Long-time philanthropist Garth Brooks brought his stadium tour to Notre Dame on Saturday, May 7, but what he did the night before may have had an even bigger impact on the community.
Jim Williams, president and CEO at Habitat for Humanity of St. Joseph County, told The Goshen News how they connected with Brooks and planned a fundraiser for the organization. “When we heard Garth would be in town for his stadium tour, we invited him to revisit the Carter Work Project site. He and Trisha were such a huge part of its success back in 2018, so of course, we wanted him to see all the growth and progress that’s happened these past 4 years. As the conversation went on, one thing led to another, and the next thing we knew, we had the blessed opportunity to host a private concert fundraiser with only a month to prepare!”
The seven-time CMA Entertainer of the Year performed for two hours to a crowd of 300 people at St. Joe Farm in Granger, Indiana on Friday, May 6. Two lucky fans even snagged a selfie with Brooks during the private concert.
According to WSBT, the event initially raised $635,000, but after an anonymous donor announced a dollar-for-dollar match, the Habitat for Humanity of St. Joseph County raised a grand total of $1.2 million.
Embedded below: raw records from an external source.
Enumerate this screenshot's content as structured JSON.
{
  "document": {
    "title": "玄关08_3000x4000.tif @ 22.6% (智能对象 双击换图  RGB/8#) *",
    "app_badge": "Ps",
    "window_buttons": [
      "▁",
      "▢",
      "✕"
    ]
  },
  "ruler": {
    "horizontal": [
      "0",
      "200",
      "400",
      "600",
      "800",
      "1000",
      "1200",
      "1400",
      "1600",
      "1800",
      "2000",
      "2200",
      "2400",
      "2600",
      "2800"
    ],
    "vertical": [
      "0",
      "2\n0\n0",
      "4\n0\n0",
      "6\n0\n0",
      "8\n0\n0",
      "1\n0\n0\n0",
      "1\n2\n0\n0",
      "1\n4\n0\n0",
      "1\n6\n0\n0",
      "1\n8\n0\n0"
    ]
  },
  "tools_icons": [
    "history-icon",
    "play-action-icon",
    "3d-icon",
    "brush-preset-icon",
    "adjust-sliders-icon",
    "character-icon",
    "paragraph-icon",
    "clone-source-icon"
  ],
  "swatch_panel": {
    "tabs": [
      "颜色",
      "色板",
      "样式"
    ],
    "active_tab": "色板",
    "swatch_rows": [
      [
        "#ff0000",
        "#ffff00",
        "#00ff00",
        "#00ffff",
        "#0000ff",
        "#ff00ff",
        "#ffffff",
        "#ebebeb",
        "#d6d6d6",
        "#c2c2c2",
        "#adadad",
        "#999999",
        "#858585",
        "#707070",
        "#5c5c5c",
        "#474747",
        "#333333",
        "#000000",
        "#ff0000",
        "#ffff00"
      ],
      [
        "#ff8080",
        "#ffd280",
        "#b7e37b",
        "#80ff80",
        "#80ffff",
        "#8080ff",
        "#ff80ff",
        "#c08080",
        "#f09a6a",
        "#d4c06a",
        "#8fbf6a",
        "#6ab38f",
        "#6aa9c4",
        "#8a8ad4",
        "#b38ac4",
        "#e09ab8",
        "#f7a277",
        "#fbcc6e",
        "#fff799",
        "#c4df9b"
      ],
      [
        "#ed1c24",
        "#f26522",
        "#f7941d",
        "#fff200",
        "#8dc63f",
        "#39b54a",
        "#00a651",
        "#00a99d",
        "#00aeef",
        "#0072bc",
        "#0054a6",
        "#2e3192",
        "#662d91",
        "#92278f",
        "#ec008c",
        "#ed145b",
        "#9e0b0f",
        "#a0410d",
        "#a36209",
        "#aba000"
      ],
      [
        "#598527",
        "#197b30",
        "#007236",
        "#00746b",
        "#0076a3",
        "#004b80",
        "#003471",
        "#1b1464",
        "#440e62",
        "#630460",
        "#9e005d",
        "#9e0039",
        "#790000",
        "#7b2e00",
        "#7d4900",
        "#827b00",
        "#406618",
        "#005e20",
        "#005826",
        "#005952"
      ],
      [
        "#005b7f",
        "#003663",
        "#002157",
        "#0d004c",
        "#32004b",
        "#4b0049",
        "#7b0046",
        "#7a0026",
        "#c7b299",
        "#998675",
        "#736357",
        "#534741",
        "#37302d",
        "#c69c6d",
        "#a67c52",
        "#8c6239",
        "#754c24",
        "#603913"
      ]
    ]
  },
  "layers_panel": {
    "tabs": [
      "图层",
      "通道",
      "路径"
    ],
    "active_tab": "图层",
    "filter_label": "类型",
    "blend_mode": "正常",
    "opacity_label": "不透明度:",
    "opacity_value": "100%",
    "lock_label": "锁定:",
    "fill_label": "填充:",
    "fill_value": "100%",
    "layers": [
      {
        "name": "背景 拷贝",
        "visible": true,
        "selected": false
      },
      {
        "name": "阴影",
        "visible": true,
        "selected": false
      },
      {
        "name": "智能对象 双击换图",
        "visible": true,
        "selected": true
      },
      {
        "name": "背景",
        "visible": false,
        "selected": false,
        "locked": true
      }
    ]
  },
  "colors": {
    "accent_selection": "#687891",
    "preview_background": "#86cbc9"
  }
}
“The funds raised from this event will help so many Habitat homeowners achieve the strength, stability, and independence they need to build a better life for themselves and their families,” Williams told The Goshen News. “We are so grateful to Garth, his team, and our partners for believing in our mission and helping us make the dream of owning an affordable home a reality for so many St. Joseph County families.”
Williams also shared with WSBT the specific plans for how they’ll use the money that Brooks helped raise. “We need to start a second major project, a second subdivision because we’re almost done with the Carter Work project subdivision, so we’ve gotta set up our next 5–7-year plan, and this is going to give us what we need to do that.”
Ahead of his Notre Dame Stadium concert, Brooks reflected on his previous volunteer work with Habitat for Humanity in the area, recalling a special memory with former President Jimmy Carter and First Lady Rosalynn Carter in 2018. “Anytime you get to work with the Carters, that stands out,” Brooks told South Bend Tribune about the Mishawaka project. “One of the things that really make me smile, because I’m married to the love of my life just as they are, is: They had an argument – over the size of a board, how long it should cut. And it got to be pretty good. She wasn’t taking any of his crap, and he wasn’t backing down. Me and Ms. Yearwood looked at each other because they are, what, 30-40 years older than us. We’re praying to God that that’s us in 30-40 years. That’s what made it fun. They were as real as can be.”
Brooks and wife Trisha Yearwood have volunteered with Habitat for Humanity for more than 10 years, starting with Habitat in New Orleans to help build the 1,000th and 1,001st post-Hurricane Katrina Habitat homes on the Gulf Coast. They have supported several Habitat events and projects, including the Carter Work Project and National Women Build Week.